How Much House Can I Afford?
Wondering “How much house can I afford?” You’re not alone. Buying a home is likely the largest financial investment you’ll make. You want to find a great spot that you can comfortably grow into and enjoy for years to come, but you also don’t want to end up spending more than you can comfortably afford to pay.
Making such a big financial move can feel daunting, but it doesn’t have to be. This simple guide can help you determine your home affordability.
How Much House Can I Afford?
There’s a lot more to home affordability than the asking price on your dream home. Before you make an offer, you want to consider if you can comfortably afford the overall price of the home and make monthly mortgage payments.

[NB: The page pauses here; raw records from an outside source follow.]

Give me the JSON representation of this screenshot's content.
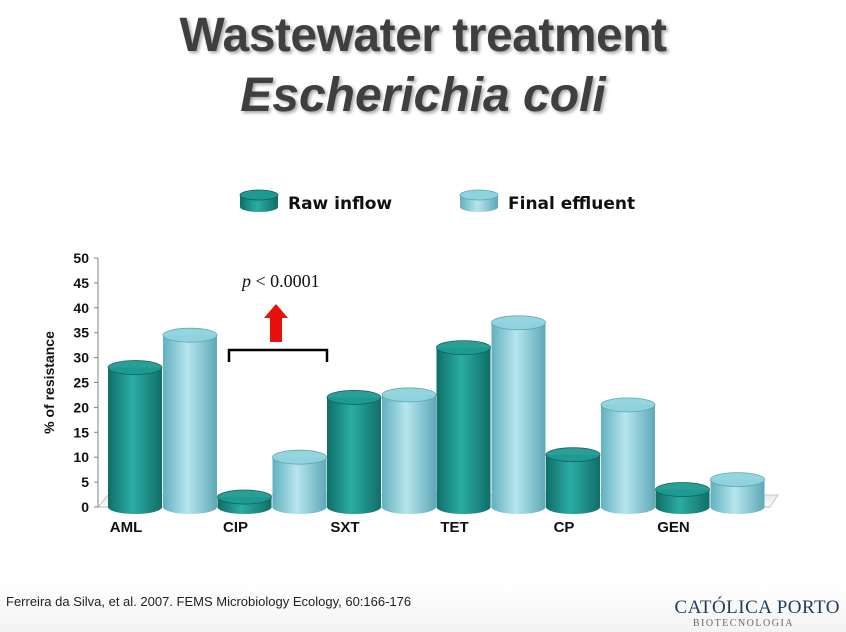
{
  "slide": {
    "title_line1": "Wastewater treatment",
    "title_line2": "Escherichia coli",
    "citation": "Ferreira da Silva, et al. 2007. FEMS Microbiology Ecology, 60:166-176",
    "brand": "CATÓLICA PORTO",
    "brand_sub": "BIOTECNOLOGIA"
  },
  "chart_data": {
    "type": "bar",
    "style": "3d-cylinder",
    "categories": [
      "AML",
      "CIP",
      "SXT",
      "TET",
      "CP",
      "GEN"
    ],
    "series": [
      {
        "name": "Raw inflow",
        "color": "#1e9a92",
        "values": [
          28,
          2,
          22,
          32,
          10.5,
          3.5
        ]
      },
      {
        "name": "Final effluent",
        "color": "#8fd3df",
        "values": [
          34.5,
          10,
          22.5,
          37,
          20.5,
          5.5
        ]
      }
    ],
    "ylabel": "% of resistance",
    "ylim": [
      0,
      50
    ],
    "yticks": [
      0,
      5,
      10,
      15,
      20,
      25,
      30,
      35,
      40,
      45,
      50
    ],
    "legend_position": "top",
    "grid": false,
    "annotation": {
      "italic": "p",
      "text": "< 0.0001",
      "arrow_color": "#e8100c"
    }
  }
}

Home Affordability Calculator
Before you start home shopping, it is a good idea to get a sense of your overall price range so you can feel comfortable knowing you aren’t taking on a home—or a mortgage—that will leave you cash strapped. Here’s what to consider:
Calculate your post-tax income—as well as any income from your co-borrower.
Total Monthly Debts
Calculate all of your monthly financial obligations outside of your mortgage payment. Most experts recommend your debt-to-income ratio, calculated by dividing the sum of your debts by your gross monthly income, not exceed 36%. Your DTI should include your debts, expenses, and potential mortgage payment.
How much do you have saved to put toward a down payment? While you can get a conventional loan for as low as 3% down, most experts recommend aiming for 20% down. The more you can pay upfront for a home, the less you’ll pay overtime.
Closing costs range from 2 to 5% of the total price of the home, paid upfront.
Figuring it all out can feel overwhelming. Thankfully, a home affordability calculator can do the work for you.
Mortgage Affordability Calculator
Beyond knowing what home you can afford, you’ll also want to make sure you can comfortably afford the monthly mortgage payment without sacrificing your lifestyle. Mortgage payments typically include much of the monthly cost of homeownership such as payments toward your principle and interest, insurance costs, and property taxes. Here’s what to consider:
The estimated price of your home, taken from your own calculations or a home affordability calculator.
How much you can afford to put down will lower the overall cost of your mortgage.
Many buyers opt for a 30-year loan, but you can get a shorter loan term. Your mortgage will be spread over your loan term.
Interest rates change daily. Many mortgage affordability calculators calculate current rates for you. You can also pre-qualify for a mortgage to see what rate you might be eligible for without impacting your credit score.
Your local tax assessor’s website can help you estimate property taxes.
Homeowners insurance costs vary widely by state and local. Though, on average, you could pay at least $35 per month per 100,000 spent on a home.
If you live in an area prone to flooding, high winds, or earthquakes, plan on paying for extended insurance coverage.
Homeowner Association Dues
If you’re considering a neighborhood with a HOA, factor those costs in.
Private Mortgage Insurance
If you put less than 20% down on a home, you may have to pay for private mortgage insurance. PMI (or mortgage insurance premium for Federal Housing Administration-backed loans) is often required until you pay down some of the principle of your home and build equity.
The mortgage affordability calculator below can do the calculations for you and help you estimate some costs.
How Much Mortgage Can I Qualify For?
Another factor to consider in home affordability is what kind of mortgage you qualify for. Mortgage lenders will look at several factors when deciding what loan amounts and loan terms to offer you:
Lenders will want to verify your—and any coborrower’s—income to determine you can make payments. You’ll need to provide paystubs or tax returns.
Your Credit Score
You credit score plays a big factor in how much you can borrow for a mortgage. Generally, the higher the credit score the better, but some types of mortgages—like FHA loans—can work for homebuyers with less than perfect credit.
Much like you calculated when deciding your home affordability, lenders look at your DTI. Typically, lenders look to see if you have a debt-to-income ratio at or below 43%—though some lenders may go up to 50%.
Your Cash Reserves
Lenders will want to verify that you have the cash on hand to make a down payment and afford your closing costs while leaving yourself a cushion of cash reserves.
When you’re ready to shop for a home, your lender will calculate all of your unique factors and offer you an interest rate and loan amount in the form, known as a pre-qualification. Your terms are good for 30 days, so you can shop for a home with confidence.Buying a home is a big deal, but once you know what your home affordability is, all you have left to worry about is finding your dream pad.